Turn Me On, je crois que c’était la première du CD, un beau texte mais Nina Simone le chante sans emphase, sans effet de manche vocal, assez sobre et on pourrait dire … résignée. Résignée à l’absence de cet autre qui pourrait, en revenant, la rallumer. Tout le contraire de la version de Norah Jones de la même chanson, qui se la joue « m’as-tu vue avec ma voix parfaite ». Celle de Nina Simone est moins lisse, avec le relief qu’il faut, ce n’est pas qu’une voix : ça contient tout le reste aussi, elle est en même temps éteinte (en accord avec le texte) et ardente. Ce qui est quand même pas mal comme performance, quand on y pense.

Elle a fait plein d’autres chansons plus énergiques, revendicatrices, véhémentes, montée en puissance vocale, de vrais morceaux de bravoure qui te font un orage entre les oreilles, mais ma préférée c’est cette petite ballade triste.
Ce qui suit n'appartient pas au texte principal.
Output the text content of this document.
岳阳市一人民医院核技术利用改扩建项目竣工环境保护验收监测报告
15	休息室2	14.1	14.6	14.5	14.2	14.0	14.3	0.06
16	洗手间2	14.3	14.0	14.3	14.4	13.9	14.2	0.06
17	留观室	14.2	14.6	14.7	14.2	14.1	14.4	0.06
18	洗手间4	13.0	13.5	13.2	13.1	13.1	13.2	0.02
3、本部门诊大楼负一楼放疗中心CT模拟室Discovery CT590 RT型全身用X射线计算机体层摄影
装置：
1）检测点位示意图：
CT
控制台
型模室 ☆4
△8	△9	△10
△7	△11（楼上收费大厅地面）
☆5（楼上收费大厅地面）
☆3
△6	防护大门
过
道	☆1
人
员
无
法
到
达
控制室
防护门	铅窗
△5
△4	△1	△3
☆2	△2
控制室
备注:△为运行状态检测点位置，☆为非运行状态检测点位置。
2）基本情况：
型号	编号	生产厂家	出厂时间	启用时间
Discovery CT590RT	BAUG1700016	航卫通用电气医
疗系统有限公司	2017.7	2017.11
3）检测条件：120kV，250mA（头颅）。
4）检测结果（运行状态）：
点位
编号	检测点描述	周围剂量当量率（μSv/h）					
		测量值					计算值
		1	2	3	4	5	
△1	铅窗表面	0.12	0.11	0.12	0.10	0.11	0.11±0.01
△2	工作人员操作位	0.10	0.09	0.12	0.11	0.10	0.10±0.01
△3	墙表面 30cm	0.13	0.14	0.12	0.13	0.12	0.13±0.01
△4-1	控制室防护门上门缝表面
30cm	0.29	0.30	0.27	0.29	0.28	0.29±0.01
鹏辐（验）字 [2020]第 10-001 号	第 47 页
Peut-être parce que c’était la première et que le choc émotionnel est resté.

Plus tard, j’ai lu qu’elle était virtuose du piano classique à douze ans, porte-étendard du combat pour les droits civiques, j’ai vu ses concerts de Montreux sur YouTube. Mais pour moi l’essentiel est dans cette voix profonde, vibrante, qui, un jour de 2003, me réconcilia avec les États-Unis d’Amérique, qui peuvent engendrer une soldate England, mais aussi une Nina Simone.